(Closed) Anyone have to take a "pre-employment" exam?

posted 5 years ago in Career
Post # 3
Member
1769 posts
Buzzing bee
  • Wedding: June 2014

All of our applicants have to do a personality scan/IQ test (so I did one when I applied). It sucked and was difficult, but on this (the hiring) side, I definitely appreciate them.

 

That being said, a lot of times a person’s results won’t match their degree/experience – so then we just ignore the test results! GL!

Post # 5
Member
8738 posts
Bumble Beekeeper
  • Wedding: September 2011

I had to take a math test, verbal test, and personality test as part of my most recent role.

I came nowhere *close* to finishing all the math questions. It was an interview for a finance company so the test I was taking was the same test they use for the quants and research analysts. 

Many of these tests they don’t expect you to finish (or only expect certain applicants to finish) and usually they are looking for accuracy over quantity.

As for the personality test, I then had to come in and discuss my profile with HR including whether I agreed with or disagreed with the answers.

I ended up getting the job even though I didn’t feel great about the testing. My boss told me that HR does the personality test to weed out any major company culture mismatches but they don’t get the final say (they can just later say ‘I told you so’ if need be). 

Post # 6
Member
1769 posts
Buzzing bee
  • Wedding: June 2014

@classyashley:  Sure – obviously it depends on the test, but ours send back results of different factors – how assertive someone is, how confident they are, how proactive they are in social situations, how good they are at problem solving, etc.

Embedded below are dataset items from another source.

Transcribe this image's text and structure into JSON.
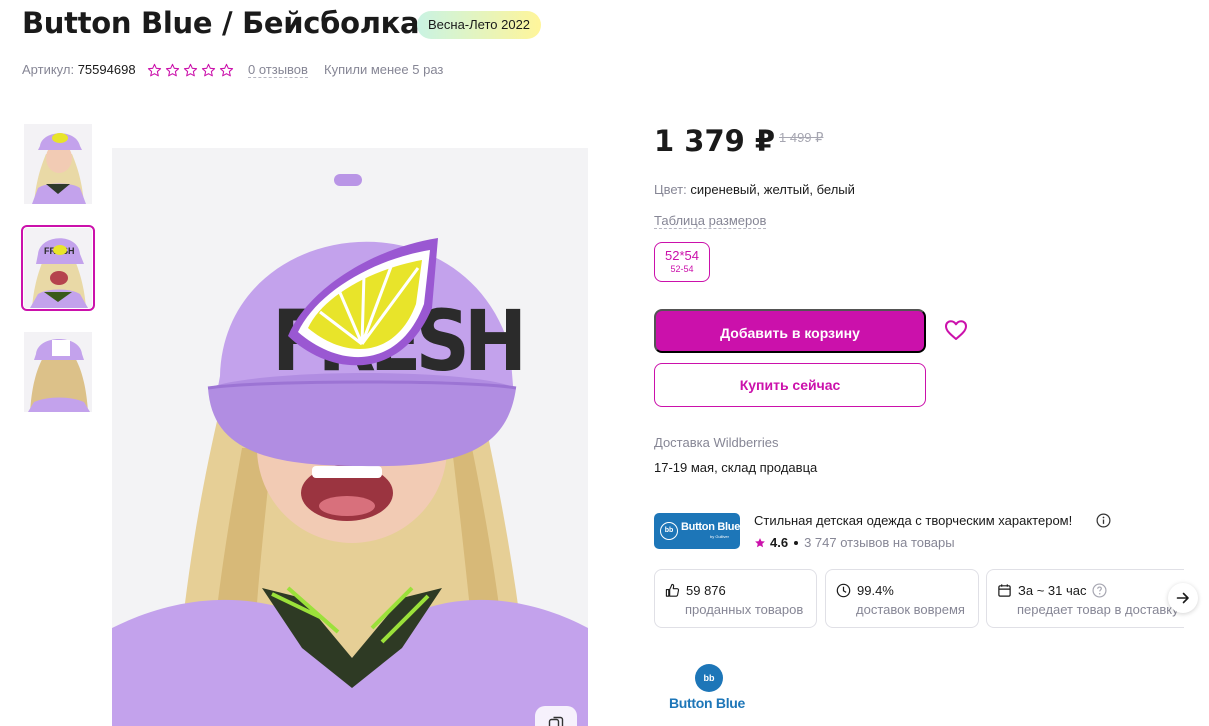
{
  "product": {
    "title": "Button Blue / Бейсболка",
    "season_badge": "Весна-Лето 2022",
    "article_label": "Артикул:",
    "article_value": "75594698",
    "rating_stars_filled": 0,
    "rating_stars_total": 5,
    "reviews_link": "0 отзывов",
    "bought_text": "Купили менее 5 раз"
  },
  "gallery": {
    "thumbnails": [
      {
        "name": "thumb-1",
        "active": false
      },
      {
        "name": "thumb-2",
        "active": true
      },
      {
        "name": "thumb-3",
        "active": false
      }
    ],
    "main_image_caption": "FRESH"
  },
  "pricing": {
    "price": "1 379 ₽",
    "old_price": "1 499 ₽"
  },
  "color": {
    "label": "Цвет:",
    "value": "сиреневый, желтый, белый"
  },
  "sizes": {
    "table_link": "Таблица размеров",
    "options": [
      {
        "main": "52*54",
        "sub": "52-54",
        "selected": true
      }
    ]
  },
  "actions": {
    "add_to_cart": "Добавить в корзину",
    "buy_now": "Купить сейчас"
  },
  "delivery": {
    "label": "Доставка Wildberries",
    "value": "17-19 мая, склад продавца"
  },
  "seller": {
    "logo_text": "Button Blue",
    "logo_mark": "bb",
    "logo_sub": "by Gulliver",
    "description": "Стильная детская одежда с творческим характером!",
    "rating": "4.6",
    "reviews": "3 747 отзывов на товары"
  },
  "stats": [
    {
      "icon": "thumbs-up-icon",
      "value": "59 876",
      "label": "проданных товаров"
    },
    {
      "icon": "clock-icon",
      "value": "99.4%",
      "label": "доставок вовремя"
    },
    {
      "icon": "calendar-icon",
      "value": "За ~ 31 час",
      "label": "передает товар в доставку"
    }
  ],
  "brand": {
    "name": "Button Blue",
    "mark": "bb"
  },
  "colors": {
    "accent": "#cb11ab",
    "brand_blue": "#1d76b8",
    "muted_text": "#868695",
    "lilac": "#c3a2ec",
    "lemon": "#e8e42a"
  }
}
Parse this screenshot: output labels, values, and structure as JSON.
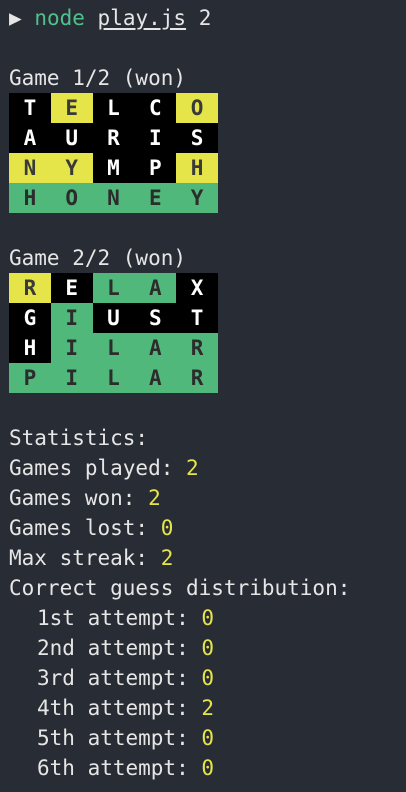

Our IQ test is what gives us the problem solving score (so it’s not a true IQ test, but it certainly seems like it!).

Generally, these things are helpful. If we’re filling a position with a lot of visitor interaction in a high stress area (I work at a zoo), assertiveness and confidence need to be high. On the other hand, if it’s a more office-type job like basic data entery, someone who is good at problem solving and is very social wouldn’t be the best fit, even if there background indicates they might be. That person just wouldn’t be very happy.

Now, on the other hand, we will get applicants who try to “fix” the results (I interned in my office before I applied/was hired, so I was one of those people, ha!). When this happens, results are ALL over the board. I’ve looked at my results – and they don’t match me at all – but that’s because I was trying to beat the system.

We also hire for a lot of positions that require highly educated or experienced people – these people tend to not do as “well” on these tests, probably because they try to fix the results. They tend to score higher in the problem solving area, though.

Something else to note: for these personality profiles, doing “well” is all relative. Like I mentioned above, some personality traits are great for certain jobs, but not great for other jobs. Also, just because test results show a person would be good in a position, I’ll often meet candidates and after talking to them for a moment, realize that’s not so true.

I realize this is confusing, but I hope I explained it a bit more 🙂

Post # 7
Member
704 posts
Busy bee
  • Wedding: February 2012

Had to take a personality test once for a job interview that went swimmingly. Got called back for interview #2 so I thought I nailed it. Wrong. I actually cried when I got home.

They read back my personality test and it said I was reliable, confident in my work, and diligent but everything shot me in the foot. It said I was impatient and judgmental, preferred working alone, and valued quantity over quality, among other things, that I no longer remember. The whole interview was basically them reading out each result one at a time and then me having to either defend or explain myself even though (it seemed) they had already made up their mind about me. The atmosphere and demeanor of my interviewer was totally different from interview #1. I was in total shock and felt backed into a corner.

It just really made me feel like a piece of crap who was socially incompetent and unpleasant to be around.

But like my friend said – “personality tests are subjective. You were judged by a computer. It’s not that big of a deal and if the interview was uncomfortable you probably wouldn’t want to be with them anyways” 

Post # 8
Member
365 posts
Helper bee

I used to administer this test for my company. EVERYONE thinks they did terribly on it, and technically, most people do poorly by school standards – I got a 72% and I was in the top 5% of people we actually hired. A pretty typical score for people we actually hire is somewhere between 45 and 60%. So if you think you did poorly on it, don’t necessarily assume that they have crazy high standards or something. NOBODY finishes the math portion of the test that we give. We also give the same test whether you’re going into sales, if you’re a software developer, if you’re customer support, if you’re accounting.. so there’s something good and something bad for just about everyone. Software developers often do terribly on personality assessments but great on math; sales can be exactly the opposite. And that’s fine.

My company mostly uses it to identify talent you may not have known was there. They ended up putting me in a position I thought I was entirely unqualified for, though I ended up doing pretty well in, based on problem solving skills. So while the test seems kind of bullshit-y, some good could come out of it. Don’t worry too much about it.